Metric and attribute names follow OpenTelemetry semantic conventions, with CTA-specific prefixes for internal domains (e.g., cta.taped, cta.scheduler).
Info
For how to configure CTA to publish metrics, see Enabling Metrics.
Metrics#
| Metric Name | Type | Unit | Description | Attributes |
|---|---|---|---|---|
db.client.connection.count |
UpDownCounter | 1 | The number of connections that are currently in a state described by the state attribute. |
db.namespace db.system.name state |
db.client.operation.duration |
Histogram | ms | Duration of database client operations. | db.namespace db.system.name ( error.type) |
cta.frontend.request.duration |
Histogram | ms | Duration the frontend takes to process a request. | event.name ( error.type) |
cta.frontend.active_requests |
UpDownCounter | ms | Number of in-flight frontend requests. | event.name |
cta.scheduler.operation.duration |
Histogram | ms | Duration of a CTA scheduling operation. | cta.scheduler.operation.name |
cta.objectstore.lock.acquire.duration |
Histogram | ms | Duration taken to acquire an objectstore lock. | lock.type |
cta.taped.transfer.file.count |
Counter | 1 | Number of files transferred using the io medium in the given io direction. | cta.io.direction cta.io.medium ( error.type) |
cta.taped.transfer.file.size |
Counter | by | Bytes transferred using the io medium in the given io direction. | cta.io.direction cta.io.medium |
cta.taped.transfer.active |
UpDownCounter | 1 | Number of threads actively transferring using the io medium in the given io direction. | cta.io.direction cta.io.medium |
cta.taped.buffer.usage |
Gauge | by | Bytes in use by the memory buffer in cta-taped. | |
cta.taped.buffer.limit |
Gauge | by | Total bytes available for the memory buffer in cta-taped. | |
cta.taped.mount.duration |
Histogram | s | Duration to mount a tape. | cta.io.direction |
cta.taped.mount.type |
UpDownCounter | 1 | Number of drive sessions with the given mount type. | cta.taped.mount.type |
cta.taped.drive.status |
UpDownCounter | 1 | Number of drives in a given state. | cta.taped.drive.state |
Resource Attributes#
| Attribute Name | Description |
|---|---|
service.namespace |
Logical namespace of the service emitting the metric.

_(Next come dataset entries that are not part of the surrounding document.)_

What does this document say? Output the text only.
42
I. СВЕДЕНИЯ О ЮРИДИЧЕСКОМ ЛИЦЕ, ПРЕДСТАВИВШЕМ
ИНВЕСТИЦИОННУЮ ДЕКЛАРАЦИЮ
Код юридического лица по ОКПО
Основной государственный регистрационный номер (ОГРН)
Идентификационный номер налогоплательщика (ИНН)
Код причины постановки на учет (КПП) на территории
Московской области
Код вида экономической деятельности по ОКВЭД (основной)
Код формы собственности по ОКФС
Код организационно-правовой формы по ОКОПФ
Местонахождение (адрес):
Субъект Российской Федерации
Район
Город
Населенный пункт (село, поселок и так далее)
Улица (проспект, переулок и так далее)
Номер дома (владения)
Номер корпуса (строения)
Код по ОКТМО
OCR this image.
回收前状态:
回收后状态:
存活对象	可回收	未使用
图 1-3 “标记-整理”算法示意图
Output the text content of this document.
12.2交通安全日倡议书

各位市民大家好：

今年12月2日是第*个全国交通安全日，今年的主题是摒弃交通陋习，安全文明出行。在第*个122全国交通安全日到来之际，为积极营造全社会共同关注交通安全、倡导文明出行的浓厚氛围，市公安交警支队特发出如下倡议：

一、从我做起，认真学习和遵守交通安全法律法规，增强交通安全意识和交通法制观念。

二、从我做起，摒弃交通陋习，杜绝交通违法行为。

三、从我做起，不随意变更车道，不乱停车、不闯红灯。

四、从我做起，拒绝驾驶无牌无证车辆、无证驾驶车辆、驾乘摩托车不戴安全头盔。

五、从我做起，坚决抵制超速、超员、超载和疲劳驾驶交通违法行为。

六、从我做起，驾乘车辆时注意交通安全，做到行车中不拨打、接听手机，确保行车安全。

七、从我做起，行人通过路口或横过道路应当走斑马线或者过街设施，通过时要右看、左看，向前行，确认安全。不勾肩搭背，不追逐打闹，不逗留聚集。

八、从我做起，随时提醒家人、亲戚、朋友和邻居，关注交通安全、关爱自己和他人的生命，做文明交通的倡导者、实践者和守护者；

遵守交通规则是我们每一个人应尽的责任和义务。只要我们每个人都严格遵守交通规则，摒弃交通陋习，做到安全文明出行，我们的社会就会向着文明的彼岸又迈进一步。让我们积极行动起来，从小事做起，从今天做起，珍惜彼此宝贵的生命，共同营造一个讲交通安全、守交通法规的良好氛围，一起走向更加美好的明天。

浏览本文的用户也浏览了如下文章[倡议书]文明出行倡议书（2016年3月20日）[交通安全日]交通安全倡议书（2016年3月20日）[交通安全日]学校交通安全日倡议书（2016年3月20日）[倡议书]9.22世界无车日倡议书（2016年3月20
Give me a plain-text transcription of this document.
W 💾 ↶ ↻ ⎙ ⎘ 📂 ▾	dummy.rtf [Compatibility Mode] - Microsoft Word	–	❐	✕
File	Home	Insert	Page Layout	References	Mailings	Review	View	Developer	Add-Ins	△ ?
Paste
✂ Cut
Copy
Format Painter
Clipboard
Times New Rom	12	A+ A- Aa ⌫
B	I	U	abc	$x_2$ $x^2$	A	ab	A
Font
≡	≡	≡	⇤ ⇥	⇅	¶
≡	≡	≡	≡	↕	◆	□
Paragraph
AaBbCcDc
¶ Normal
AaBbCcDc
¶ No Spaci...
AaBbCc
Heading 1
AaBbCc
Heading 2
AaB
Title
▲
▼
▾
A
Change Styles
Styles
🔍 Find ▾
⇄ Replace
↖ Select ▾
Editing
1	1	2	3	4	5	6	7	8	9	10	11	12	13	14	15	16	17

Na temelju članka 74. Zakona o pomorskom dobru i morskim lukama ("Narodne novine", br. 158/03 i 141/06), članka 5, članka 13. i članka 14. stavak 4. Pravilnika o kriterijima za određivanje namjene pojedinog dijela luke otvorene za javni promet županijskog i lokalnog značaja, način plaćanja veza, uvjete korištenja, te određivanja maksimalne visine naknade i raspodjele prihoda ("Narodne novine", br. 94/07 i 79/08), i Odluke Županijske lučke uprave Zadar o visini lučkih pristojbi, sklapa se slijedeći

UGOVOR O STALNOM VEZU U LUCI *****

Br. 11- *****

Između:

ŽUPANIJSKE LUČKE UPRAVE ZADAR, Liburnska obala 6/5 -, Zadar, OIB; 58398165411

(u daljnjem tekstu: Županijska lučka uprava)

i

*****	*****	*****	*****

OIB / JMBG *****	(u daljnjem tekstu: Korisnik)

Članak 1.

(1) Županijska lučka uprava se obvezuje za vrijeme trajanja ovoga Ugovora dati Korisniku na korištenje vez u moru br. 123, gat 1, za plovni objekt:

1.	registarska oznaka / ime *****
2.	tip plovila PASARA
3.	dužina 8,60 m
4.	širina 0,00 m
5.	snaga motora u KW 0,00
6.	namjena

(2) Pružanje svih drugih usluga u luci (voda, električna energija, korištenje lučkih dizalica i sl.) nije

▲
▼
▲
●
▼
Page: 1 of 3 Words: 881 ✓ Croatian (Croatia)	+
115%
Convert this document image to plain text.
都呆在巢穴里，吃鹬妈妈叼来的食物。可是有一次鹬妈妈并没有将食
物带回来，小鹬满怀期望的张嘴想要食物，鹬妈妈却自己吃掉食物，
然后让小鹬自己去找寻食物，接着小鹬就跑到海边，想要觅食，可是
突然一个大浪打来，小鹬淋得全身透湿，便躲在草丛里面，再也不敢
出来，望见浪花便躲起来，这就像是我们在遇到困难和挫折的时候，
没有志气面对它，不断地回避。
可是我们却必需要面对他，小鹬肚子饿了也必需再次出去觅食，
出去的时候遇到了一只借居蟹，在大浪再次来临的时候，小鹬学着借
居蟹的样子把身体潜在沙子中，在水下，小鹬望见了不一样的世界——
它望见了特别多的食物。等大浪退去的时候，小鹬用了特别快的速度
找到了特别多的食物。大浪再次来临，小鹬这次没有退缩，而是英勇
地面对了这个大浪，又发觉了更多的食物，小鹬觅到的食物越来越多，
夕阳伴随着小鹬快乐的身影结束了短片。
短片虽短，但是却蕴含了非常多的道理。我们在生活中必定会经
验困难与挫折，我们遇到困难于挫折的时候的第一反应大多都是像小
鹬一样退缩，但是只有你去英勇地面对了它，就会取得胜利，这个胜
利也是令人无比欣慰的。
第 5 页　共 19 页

Equivalent to the instance name in CTA. |
service.name |
Name of the service emitting the metric (e.g. cta.taped, cta.frontend). |
service.version |
Version of the service emitting the metric. |
service.instance.id |
Unique identifier for the specific service instance. Useful when multiple replicas run under the same namespace. |
process.title |
Title of the process within the service. For cta.taped, this means per-drive. |
host.name |
Host on which the service is running. |
cta.scheduler.namespace |
Logical name of the scheduler backend in use (e.g. disk, tape). |
tape.drive.name |
Name of the tape drive (only exposed for cta-taped). |
tape.library.logical.name |
Name of the logical library of the tape drive (only exposed for cta-taped). |
Metric Attributes#
| Attribute Name | Description |
|---|---|
db.namespace |
Database namespace (schema or logical grouping). |
db.system.name |
Name of the database system (e.g., postgresql, oracle). |
cta.scheduler.operation.name |
Name of the CTA scheduling operation (e.g. enqueueArchive, cancelRepack). |
cta.frontend.requester.name |
Name of the frontend event requester (e.g. user, subsystem, or service calling the API). |
cta.io.direction |
Direction of the transfer (read or write). |
cta.io.medium |
Medium used for io (disk or tape). |
cta.taped.thread_pool.name |
Name of the thread pool handling taped operations. |
cta.taped.drive.state |
State that the drive is in |
cta.taped.mount.type |
Type of mount. |
lock.type |
Type of lock being acquired in the object store or internal resource (e.g., read, write). |
event.name |
Name of the event being tracked (e.g., frontend or scheduler event). |
error.type |
Classification of an error that occurred (e.g., network, timeout, permission_denied). |
state |
Operational or lifecycle state represented by the metric (e.g., active, queued, failed). |
le |
Histogram bucket upper bound (“less than or equal” duration in ms). |
Note on Resource vs Metric Attributes#
Resource attributes describe the entity that produced the telemetry (service/process/host). They are not automatically attached to every metric by all backends.
- In Prometheus, resource attributes are exposed as a separate time series named
target_info(and related info series). They are not labels on each metric by default. - If you need resource attributes as labels on every series, either:
- enable resource -> metric label conversion in your OpenTelemetry Collector pipeline, or
- join metrics with
target_infoin PromQL (e.g.,on(...) group_left(...)) at query time. - Prometheus label keys are sanitized to be valid identifiers (e.g.,
service.instance.id->service_instance_id).